Inspirational Quotes for the WEEKEND

By Charles Leyman Kachitsa

There are some occupations that are for life, to be associated with the holder for until they are no more in this world. I got surprised that someone could be referred to as a former musician. Unless one loses their voice, being a musician is for life. You can therefore never really label someone a former musician especially one who at a point had done that as a profession.

The above also relate to teachers, once a teacher you carry that until you are called back to earth where we all came from. The label therefore of one as ‘former teacher’ does not hold. Unless one loses their sanity, they can teach as a teacher at any stage of their life, in various circumstances. Perhaps others may say the same of a lover; male or female, could we call one a former lover, this is very debatable.

Politicians are another breed that can not be labelled as former politician when they stop visibly doing what may be construed as active politics. This is for the mare reason that the label may be adopted tactfully by one who is just taking a rest as they want time to reflect on such a demanding career. After all they say man by nature is a political animal.

Could be the correct word to be used for such life careers is ‘retired’. For one can easily come out of retirement to be once again a musician, where they had been a retired musician, or to be a teacher once more where they had been labelled as retired teacher and or debatably lover, once more where they had retired as a lover. Moreover, we could have just politicians for life and nothing like retired politician, for all of us are politicians from birth.

The quotes this week are a continuation from the book that define language in communication as being vast and not only exclusively verbal or simply words. It is full of life lessons from our daily living that we are blind to though visibly are there. I am sure the selected quotes below from this book will enlighten you to one or two of these lessons, read and enjoy:

THE SILENT LANGUAGE by Edward T. Hall

“Speech and sex are linked in obvious ways. Let the reader, if he or she doubts this, start talking like a member of the opposite sex for a while and see how long people let him or her get away with it. Sex and territory are also intermingled. For many birds there are breeding grounds, nesting territories, and, for many species, areas defended by males against other males. For humans there are places where the behaviour of the sexes toward each other is prescribed, like the parlour or the bedroom. We can see an intermingling of sex and territory in pool halls or in the old-time saloon from which ‘ladies’ were excluded.”

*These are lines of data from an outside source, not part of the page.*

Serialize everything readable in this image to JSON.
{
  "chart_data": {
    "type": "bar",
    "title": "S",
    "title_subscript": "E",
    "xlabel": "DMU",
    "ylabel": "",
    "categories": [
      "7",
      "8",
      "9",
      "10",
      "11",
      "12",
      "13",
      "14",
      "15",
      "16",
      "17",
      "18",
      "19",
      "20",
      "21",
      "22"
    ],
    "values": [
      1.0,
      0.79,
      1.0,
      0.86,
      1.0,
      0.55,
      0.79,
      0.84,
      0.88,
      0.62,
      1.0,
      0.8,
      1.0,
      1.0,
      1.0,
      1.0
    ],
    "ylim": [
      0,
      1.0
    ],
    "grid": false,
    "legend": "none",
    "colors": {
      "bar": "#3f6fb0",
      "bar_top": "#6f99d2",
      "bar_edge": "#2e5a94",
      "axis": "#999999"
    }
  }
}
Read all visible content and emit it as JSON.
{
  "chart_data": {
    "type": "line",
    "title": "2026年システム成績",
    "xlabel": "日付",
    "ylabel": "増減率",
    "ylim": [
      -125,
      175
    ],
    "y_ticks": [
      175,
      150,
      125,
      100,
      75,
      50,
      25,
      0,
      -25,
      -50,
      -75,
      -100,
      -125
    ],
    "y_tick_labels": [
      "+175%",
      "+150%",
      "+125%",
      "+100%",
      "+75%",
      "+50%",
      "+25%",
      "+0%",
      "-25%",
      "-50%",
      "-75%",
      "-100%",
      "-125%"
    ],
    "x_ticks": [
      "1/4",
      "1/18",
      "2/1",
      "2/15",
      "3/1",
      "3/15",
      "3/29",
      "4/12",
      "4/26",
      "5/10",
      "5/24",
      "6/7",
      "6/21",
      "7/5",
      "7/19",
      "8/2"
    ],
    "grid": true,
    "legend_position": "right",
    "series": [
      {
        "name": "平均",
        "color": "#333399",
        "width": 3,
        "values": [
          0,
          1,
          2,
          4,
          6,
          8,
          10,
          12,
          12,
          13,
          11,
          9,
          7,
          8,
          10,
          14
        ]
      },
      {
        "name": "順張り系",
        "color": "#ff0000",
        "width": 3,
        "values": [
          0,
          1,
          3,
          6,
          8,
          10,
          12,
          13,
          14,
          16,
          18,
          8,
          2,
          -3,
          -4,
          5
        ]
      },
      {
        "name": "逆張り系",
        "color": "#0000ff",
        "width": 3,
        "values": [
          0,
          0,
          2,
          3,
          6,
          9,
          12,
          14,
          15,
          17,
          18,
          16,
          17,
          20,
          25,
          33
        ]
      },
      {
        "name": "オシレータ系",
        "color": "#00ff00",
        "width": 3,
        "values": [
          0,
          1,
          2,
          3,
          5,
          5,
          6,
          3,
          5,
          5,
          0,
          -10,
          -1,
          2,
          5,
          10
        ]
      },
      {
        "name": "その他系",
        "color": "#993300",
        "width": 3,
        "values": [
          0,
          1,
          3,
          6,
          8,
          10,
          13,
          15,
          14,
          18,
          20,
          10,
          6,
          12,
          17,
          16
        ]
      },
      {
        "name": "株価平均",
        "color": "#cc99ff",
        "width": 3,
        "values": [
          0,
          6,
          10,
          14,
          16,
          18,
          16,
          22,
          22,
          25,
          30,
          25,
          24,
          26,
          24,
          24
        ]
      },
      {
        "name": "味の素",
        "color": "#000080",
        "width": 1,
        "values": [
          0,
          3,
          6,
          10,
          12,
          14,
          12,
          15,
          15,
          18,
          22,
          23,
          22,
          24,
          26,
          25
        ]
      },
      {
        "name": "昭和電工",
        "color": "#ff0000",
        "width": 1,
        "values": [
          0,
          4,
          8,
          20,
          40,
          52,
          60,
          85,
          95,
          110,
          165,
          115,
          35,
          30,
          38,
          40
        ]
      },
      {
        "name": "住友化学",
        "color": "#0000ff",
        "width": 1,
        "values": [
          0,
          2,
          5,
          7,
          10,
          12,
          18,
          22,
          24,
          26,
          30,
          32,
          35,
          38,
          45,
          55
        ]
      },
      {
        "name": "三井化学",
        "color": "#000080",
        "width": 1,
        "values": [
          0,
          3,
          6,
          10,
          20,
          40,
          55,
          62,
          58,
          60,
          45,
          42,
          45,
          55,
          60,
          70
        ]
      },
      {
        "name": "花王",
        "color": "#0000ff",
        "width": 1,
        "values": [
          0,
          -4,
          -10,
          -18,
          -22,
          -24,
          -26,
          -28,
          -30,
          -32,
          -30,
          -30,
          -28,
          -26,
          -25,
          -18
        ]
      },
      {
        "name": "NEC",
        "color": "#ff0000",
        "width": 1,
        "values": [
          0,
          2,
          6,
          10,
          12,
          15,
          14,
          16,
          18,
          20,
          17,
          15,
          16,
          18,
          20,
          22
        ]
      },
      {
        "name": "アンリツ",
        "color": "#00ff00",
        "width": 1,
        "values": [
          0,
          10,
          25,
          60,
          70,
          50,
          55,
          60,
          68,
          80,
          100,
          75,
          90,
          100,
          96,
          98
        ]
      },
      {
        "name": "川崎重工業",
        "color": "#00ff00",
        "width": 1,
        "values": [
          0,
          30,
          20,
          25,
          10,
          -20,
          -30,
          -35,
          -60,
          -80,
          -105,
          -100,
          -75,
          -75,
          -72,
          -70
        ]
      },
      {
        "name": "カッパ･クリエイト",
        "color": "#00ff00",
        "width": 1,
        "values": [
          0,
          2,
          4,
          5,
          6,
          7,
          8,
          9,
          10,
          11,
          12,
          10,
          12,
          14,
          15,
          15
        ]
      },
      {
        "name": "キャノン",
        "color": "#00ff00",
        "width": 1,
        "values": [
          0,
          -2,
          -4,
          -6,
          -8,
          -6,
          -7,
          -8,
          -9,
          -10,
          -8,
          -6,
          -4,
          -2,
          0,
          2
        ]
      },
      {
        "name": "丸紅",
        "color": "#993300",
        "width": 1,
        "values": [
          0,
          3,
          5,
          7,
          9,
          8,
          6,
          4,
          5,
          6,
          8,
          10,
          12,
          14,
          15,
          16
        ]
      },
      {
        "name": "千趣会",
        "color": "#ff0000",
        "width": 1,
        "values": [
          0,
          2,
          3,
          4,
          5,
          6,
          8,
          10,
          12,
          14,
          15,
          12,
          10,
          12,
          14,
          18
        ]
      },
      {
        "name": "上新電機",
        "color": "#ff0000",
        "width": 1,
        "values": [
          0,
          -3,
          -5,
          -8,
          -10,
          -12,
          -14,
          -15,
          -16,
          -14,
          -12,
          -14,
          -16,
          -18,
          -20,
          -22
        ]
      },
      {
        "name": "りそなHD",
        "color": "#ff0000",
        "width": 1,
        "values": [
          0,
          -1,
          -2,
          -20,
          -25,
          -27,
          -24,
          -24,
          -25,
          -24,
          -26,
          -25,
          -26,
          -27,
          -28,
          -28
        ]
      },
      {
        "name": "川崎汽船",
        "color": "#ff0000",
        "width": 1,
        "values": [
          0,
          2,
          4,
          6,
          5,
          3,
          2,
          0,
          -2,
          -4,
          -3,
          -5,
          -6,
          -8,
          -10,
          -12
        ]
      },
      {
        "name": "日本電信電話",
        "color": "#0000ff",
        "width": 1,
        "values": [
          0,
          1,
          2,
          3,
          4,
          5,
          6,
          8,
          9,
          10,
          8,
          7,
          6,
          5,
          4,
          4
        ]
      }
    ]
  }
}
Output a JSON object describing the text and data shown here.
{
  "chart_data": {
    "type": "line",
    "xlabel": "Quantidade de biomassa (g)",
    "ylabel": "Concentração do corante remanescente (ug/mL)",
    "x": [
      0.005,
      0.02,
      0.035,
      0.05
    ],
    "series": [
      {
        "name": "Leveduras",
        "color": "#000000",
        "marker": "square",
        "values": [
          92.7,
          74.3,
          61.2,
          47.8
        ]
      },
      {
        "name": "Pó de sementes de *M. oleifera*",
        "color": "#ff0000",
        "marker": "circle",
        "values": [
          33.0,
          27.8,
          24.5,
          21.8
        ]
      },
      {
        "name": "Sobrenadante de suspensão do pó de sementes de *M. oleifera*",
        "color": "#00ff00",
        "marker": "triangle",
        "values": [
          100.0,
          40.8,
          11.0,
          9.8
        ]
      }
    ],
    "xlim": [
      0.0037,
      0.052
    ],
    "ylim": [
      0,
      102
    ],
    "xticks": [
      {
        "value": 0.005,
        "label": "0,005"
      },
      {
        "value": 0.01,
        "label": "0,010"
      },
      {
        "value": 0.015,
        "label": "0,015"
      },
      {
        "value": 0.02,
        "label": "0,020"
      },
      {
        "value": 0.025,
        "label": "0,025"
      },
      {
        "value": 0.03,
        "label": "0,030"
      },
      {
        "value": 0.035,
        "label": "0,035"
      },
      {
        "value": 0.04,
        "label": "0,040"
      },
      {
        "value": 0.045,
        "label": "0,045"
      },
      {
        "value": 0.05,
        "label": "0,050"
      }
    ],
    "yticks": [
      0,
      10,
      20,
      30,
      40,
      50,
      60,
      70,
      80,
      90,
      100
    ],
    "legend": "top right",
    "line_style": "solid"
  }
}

“The history of mankind’s past is largely an account of our efforts to wrest space from others and to defend space from outsiders. A quick review of the map of Europe over the past half century reflects this fact. A multitude of familiar examples can be found to illustrate the idea of human territoriality. Beggars have beats, as do the policemen who try to get them to leave, and prostitutes work their own side of the street. Salesmen and distributors have their own territories which they will defend like any other living organism. The symbolism of the phrase ‘to move in on someone’ is completely accurate and appropriate. To have a territory is to have one of the essential components of life, to lack one is one of most precarious of all conditions.”

“Today our species has developed extensions for practically everything we used to do with our bodies. The evolution of weapons begins with the teeth and the fist and ends with the atom bomb. Clothes and houses are extensions of our biological temperature-control mechanism. Furniture takes the place of squatting and sitting on the ground. Power tools, glasses, TV, telephones, and books which carry the voice across both time and space are examples of material extensions. Money is a way of extending and storing labor. Our transportation networks now do what we used to do with our feet and backs. In fact, all man-made material things can be treated as extensions of what was once done with the body or some specialized part of the body.”

“Human beings have elaborated their defensive techniques with astounding ingenuity not only in warfare, but also in religion, medicine, and law enforcement. They must defend themselves not only against potentially hostile forces in nature but against those within human society. They also must cope with the destructive forces within their own persons. Religion is concerned with warding off both the dangers in nature and within the individual. Law-enforcement agencies have been developed to deal with offenders against societies. Medicine, too, defends the welfare of the groups as well as the individual against disease.”

“…. This notion that there are significant portions of the personality that exist out of one’s own awareness but which are there for everyone else to see may seem frightening. The point, however, is a crucial one and will grow in importance as people begin to grasp its implications. What Sullivan said, in effect, was that the unconscious is not hidden to anyone except the individual who hides those parts which persons significant in his or her early life have disapproved. While they are dissociated or hidden from himself, they are there for trained observers to see and they can therefore be analyzed.”